La tercera, ¿cuenta compartida o por separado? Una cuenta compartida simplifica considerablemente la administración de las finanzas familiares. Asimismo, compartir una cuenta fuerza a los integrantes de la pareja a discutir sobre finanzas de manera regular. Si al inicio de mes cada parte de la pareja aporta su porción, todos los gastos compartidos pueden deducirse de esa cuenta y no será necesario estar calculando constantemente cuánto le debe cada uno al otro. En la actualidad, existen numerosas cuentas compartidas sin costos que se pueden abrir de manera sencilla en línea.
Al inicio de cada mes, cada integrante de la pareja puede enviar la suma pactada a la cuenta compartida. El saldo restante puede conservarlo en su cuenta o moverlo a su cuenta de ahorros.

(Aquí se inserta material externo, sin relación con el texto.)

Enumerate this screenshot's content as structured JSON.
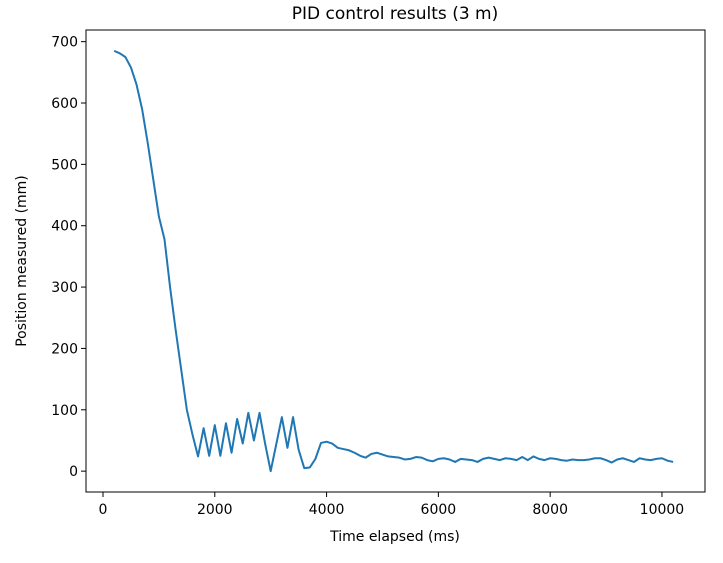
{
  "chart_data": {
    "type": "line",
    "title": "PID control results (3 m)",
    "x_label": "Time elapsed (ms)",
    "y_label": "Position measured (mm)",
    "x": [
      200,
      300,
      400,
      500,
      600,
      700,
      800,
      900,
      1000,
      1100,
      1200,
      1300,
      1400,
      1500,
      1600,
      1700,
      1800,
      1900,
      2000,
      2100,
      2200,
      2300,
      2400,
      2500,
      2600,
      2700,
      2800,
      2900,
      3000,
      3200,
      3300,
      3400,
      3500,
      3600,
      3700,
      3800,
      3900,
      4000,
      4100,
      4200,
      4300,
      4400,
      4500,
      4600,
      4700,
      4800,
      4900,
      5000,
      5100,
      5200,
      5300,
      5400,
      5500,
      5600,
      5700,
      5800,
      5900,
      6000,
      6100,
      6200,
      6300,
      6400,
      6500,
      6600,
      6700,
      6800,
      6900,
      7000,
      7100,
      7200,
      7300,
      7400,
      7500,
      7600,
      7700,
      7800,
      7900,
      8000,
      8100,
      8200,
      8300,
      8400,
      8500,
      8600,
      8700,
      8800,
      8900,
      9000,
      9100,
      9200,
      9300,
      9400,
      9500,
      9600,
      9700,
      9800,
      9900,
      10000,
      10100,
      10200
    ],
    "series": [
      {
        "color": "#1f77b4",
        "values": [
          685,
          681,
          675,
          658,
          630,
          590,
          535,
          475,
          415,
          378,
          300,
          230,
          165,
          100,
          60,
          24,
          70,
          25,
          75,
          25,
          78,
          30,
          85,
          45,
          95,
          50,
          95,
          45,
          0,
          88,
          38,
          88,
          35,
          5,
          6,
          20,
          46,
          48,
          45,
          38,
          36,
          34,
          30,
          25,
          22,
          28,
          30,
          27,
          24,
          23,
          22,
          19,
          20,
          23,
          22,
          18,
          16,
          20,
          21,
          19,
          15,
          20,
          19,
          18,
          15,
          20,
          22,
          20,
          18,
          21,
          20,
          18,
          23,
          18,
          24,
          20,
          18,
          21,
          20,
          18,
          17,
          19,
          18,
          18,
          19,
          21,
          21,
          18,
          14,
          19,
          21,
          18,
          15,
          21,
          19,
          18,
          20,
          21,
          17,
          15
        ]
      }
    ],
    "xlim": [
      -304,
      10770
    ],
    "ylim": [
      -34,
      719
    ],
    "xticks": [
      0,
      2000,
      4000,
      6000,
      8000,
      10000
    ],
    "yticks": [
      0,
      100,
      200,
      300,
      400,
      500,
      600,
      700
    ]
  }
}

Finalmente, ¿cuáles son nuestras metas a corto y a largo plazo? La ausencia de acuerdo puede ser causa de debate. De igual manera, las parejas con objetivos compartidos deberían crear un plan para alcanzarlos.
Se puede, por ejemplo, abrir una cuenta de ahorro compartida y destinar cada mes una cantidad de dinero para alcanzar un objetivo, como, por ejemplo, adquirir un automóvil. El incumplimiento de los acuerdos establecidos con la pareja o la falta de actualización de los mismos ante un cambio en la situación puede promover la aparición de conflictos.